Martinez studied under the conceptual artist Roberto Chabet, whose influence is palpable in the younger artist’s minimalist three-dimensional works from the early 2000s: an untitled piece from 2006–07 is a simple box painted in neon green with the word “HELL” spray-painted on one side. It wasn’t until he won the Ateneo Art Award in 2010 for his show “1 Billion Years” (2009) at Manila’s West Gallery that he chose painting as his primary medium through which he processed personal and social realities. Works from the show, such as the crimson-hued Family Portrait (2009), which addresses the subjectivity of taste, were indicative of what would become Martinez’s aesthetic stamp: disproportionate figures with wide, all-seeing eyes rendered vigorously in paint.

This visual language was further refined at the “City Prince/sses” (2019) exhibition at Palais de Tokyo in Paris, where Martinez painted a mural that covered the walls and ceiling of the space’s staircase. Titled Border Patrol (2019), it featured humanoid subjects engulfed in warfare, riding up the stairs on horseback and charging into enemy territory holding spears or guns. This militant imagery recalls the sociopolitical and economic barriers people still encounter in today’s “global” urban centers.

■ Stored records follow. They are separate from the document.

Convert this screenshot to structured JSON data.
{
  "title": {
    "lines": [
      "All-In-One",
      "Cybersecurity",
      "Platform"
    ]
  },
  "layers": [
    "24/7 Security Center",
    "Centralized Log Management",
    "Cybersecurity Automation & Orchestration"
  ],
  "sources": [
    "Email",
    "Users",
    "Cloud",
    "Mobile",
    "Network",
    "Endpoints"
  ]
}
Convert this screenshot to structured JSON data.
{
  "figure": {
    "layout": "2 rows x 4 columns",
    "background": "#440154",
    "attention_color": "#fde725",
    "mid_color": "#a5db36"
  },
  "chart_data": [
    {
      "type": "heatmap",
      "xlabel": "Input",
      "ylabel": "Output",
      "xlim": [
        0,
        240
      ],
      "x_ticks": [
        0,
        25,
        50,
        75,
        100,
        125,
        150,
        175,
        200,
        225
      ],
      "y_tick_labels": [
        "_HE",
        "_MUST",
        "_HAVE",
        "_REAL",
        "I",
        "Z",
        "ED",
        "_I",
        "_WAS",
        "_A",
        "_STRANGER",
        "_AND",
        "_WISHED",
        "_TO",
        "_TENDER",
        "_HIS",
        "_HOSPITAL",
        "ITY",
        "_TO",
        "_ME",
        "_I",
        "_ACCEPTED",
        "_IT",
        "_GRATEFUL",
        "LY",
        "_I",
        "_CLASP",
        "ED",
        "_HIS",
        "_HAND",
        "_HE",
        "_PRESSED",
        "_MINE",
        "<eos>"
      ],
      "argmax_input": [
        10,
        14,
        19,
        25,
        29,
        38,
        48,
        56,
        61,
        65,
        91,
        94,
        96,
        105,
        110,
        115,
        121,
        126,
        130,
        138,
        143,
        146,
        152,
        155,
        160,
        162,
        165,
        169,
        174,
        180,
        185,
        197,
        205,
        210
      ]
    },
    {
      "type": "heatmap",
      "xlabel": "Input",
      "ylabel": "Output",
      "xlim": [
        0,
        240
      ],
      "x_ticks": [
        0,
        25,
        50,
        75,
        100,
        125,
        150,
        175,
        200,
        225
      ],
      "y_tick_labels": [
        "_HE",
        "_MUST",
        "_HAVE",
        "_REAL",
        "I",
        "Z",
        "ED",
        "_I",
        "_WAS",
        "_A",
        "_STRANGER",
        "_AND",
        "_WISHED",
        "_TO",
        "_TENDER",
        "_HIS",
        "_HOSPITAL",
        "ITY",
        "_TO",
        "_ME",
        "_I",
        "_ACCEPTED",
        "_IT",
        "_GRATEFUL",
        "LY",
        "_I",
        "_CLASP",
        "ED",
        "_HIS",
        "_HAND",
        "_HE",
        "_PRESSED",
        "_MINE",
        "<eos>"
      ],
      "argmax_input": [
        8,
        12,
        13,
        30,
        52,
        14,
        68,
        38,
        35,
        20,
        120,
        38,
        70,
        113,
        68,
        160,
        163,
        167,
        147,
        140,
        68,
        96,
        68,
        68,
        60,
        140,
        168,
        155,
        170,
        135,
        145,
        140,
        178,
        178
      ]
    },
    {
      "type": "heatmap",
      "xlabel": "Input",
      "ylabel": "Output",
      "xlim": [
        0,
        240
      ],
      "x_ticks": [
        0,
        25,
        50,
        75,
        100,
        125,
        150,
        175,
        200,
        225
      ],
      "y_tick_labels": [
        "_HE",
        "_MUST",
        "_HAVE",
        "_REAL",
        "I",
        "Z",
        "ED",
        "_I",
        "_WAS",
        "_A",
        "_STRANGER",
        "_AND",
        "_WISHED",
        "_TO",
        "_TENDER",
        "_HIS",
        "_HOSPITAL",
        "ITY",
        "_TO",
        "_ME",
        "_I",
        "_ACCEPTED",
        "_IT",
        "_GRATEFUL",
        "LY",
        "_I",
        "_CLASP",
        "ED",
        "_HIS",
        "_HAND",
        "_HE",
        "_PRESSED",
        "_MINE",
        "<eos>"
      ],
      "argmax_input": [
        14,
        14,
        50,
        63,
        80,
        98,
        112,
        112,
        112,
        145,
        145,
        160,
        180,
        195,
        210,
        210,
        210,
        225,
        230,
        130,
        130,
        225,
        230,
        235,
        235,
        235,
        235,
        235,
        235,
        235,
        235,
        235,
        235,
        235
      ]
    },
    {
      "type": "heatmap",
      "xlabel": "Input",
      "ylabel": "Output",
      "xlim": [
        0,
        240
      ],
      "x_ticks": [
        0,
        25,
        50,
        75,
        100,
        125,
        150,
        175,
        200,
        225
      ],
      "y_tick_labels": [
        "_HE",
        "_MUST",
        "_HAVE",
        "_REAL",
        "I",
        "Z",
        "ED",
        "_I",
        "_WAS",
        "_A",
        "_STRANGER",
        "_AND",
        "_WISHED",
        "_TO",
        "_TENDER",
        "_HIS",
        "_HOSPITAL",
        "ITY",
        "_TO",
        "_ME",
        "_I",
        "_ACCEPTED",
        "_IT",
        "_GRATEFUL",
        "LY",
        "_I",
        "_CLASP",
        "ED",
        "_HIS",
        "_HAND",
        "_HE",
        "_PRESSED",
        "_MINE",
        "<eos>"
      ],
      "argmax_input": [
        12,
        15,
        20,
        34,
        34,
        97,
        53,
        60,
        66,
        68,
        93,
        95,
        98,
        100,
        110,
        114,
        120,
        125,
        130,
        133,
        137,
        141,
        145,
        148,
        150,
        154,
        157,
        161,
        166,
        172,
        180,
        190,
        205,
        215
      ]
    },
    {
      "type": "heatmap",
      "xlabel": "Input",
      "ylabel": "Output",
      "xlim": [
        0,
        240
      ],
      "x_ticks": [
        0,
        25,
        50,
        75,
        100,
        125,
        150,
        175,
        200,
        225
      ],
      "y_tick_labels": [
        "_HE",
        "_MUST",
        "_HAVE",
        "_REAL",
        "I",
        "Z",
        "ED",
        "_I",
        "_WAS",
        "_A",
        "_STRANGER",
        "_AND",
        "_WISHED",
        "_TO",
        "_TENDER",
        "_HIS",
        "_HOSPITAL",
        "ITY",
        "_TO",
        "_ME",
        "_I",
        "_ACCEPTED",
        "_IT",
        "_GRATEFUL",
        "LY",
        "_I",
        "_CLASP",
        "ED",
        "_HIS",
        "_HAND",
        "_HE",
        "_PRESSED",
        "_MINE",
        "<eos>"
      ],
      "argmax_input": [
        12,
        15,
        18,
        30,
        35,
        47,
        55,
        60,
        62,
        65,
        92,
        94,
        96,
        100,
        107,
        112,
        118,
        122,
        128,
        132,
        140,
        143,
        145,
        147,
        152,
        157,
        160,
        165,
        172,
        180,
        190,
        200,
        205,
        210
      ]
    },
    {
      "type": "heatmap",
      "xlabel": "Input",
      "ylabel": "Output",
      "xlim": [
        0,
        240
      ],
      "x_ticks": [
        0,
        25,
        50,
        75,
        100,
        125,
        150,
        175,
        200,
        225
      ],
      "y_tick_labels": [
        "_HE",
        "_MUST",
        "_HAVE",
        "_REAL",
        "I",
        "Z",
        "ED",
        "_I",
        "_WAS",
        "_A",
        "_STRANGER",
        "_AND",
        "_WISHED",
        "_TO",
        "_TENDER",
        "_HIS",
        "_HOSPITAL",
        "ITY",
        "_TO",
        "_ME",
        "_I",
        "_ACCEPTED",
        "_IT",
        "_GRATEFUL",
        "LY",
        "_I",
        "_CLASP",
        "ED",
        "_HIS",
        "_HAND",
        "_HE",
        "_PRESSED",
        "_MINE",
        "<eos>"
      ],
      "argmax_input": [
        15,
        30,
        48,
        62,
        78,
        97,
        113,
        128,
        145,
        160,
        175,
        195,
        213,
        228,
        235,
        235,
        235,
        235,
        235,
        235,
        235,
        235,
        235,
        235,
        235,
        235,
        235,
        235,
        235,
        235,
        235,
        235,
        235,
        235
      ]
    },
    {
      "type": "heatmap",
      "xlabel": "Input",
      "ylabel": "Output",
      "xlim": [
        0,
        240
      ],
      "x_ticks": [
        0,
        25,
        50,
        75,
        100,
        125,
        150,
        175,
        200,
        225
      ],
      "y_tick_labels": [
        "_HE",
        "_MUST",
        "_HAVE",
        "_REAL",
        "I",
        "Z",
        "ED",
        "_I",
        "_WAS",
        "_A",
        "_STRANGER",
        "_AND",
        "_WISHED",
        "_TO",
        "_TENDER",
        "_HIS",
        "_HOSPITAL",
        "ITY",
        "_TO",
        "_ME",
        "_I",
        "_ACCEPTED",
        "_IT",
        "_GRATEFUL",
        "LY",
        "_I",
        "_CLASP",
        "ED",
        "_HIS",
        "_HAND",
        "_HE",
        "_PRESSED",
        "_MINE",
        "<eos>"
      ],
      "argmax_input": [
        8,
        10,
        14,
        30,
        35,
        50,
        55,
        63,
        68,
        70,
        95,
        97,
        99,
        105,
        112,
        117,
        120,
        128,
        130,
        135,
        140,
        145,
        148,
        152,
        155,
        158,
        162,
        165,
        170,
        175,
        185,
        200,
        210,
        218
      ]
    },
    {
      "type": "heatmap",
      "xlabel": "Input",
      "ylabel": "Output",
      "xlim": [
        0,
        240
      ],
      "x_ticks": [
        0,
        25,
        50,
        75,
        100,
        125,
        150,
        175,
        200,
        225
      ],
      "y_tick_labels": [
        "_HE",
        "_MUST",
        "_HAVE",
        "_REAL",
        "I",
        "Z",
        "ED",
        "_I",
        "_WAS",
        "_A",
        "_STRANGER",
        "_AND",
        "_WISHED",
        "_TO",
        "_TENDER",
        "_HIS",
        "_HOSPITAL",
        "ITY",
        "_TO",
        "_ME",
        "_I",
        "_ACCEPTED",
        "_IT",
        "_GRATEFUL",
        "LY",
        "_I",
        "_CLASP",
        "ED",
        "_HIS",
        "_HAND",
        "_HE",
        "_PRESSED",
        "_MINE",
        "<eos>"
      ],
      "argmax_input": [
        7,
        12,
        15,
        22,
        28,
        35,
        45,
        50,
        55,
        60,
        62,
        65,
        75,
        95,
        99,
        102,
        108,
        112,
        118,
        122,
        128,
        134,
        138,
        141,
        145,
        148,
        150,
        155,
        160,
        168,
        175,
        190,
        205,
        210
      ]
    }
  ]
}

Martinez’s acerbic absurdism, fueled by social media, is a response to “how we present ourselves in this world and how we are perceived.” For his latest show, “Clunker” (2022), at Silverlens Manila, Martinez turned his gaze further inward as he contended with the effects of pandemic-induced isolation on self-perception. Here, his figures sprawl across their rooms in various states of undress as in Solitary Confinement (2022) or devolve into a fleshy mess on the ground in falling down (2022).

Chaotic as they may seem, Martinez’s paintings are the result of his reconciling the noise from outside and within, an orderly chaos that speaks of a hyper-aware self amid a hyperactive world.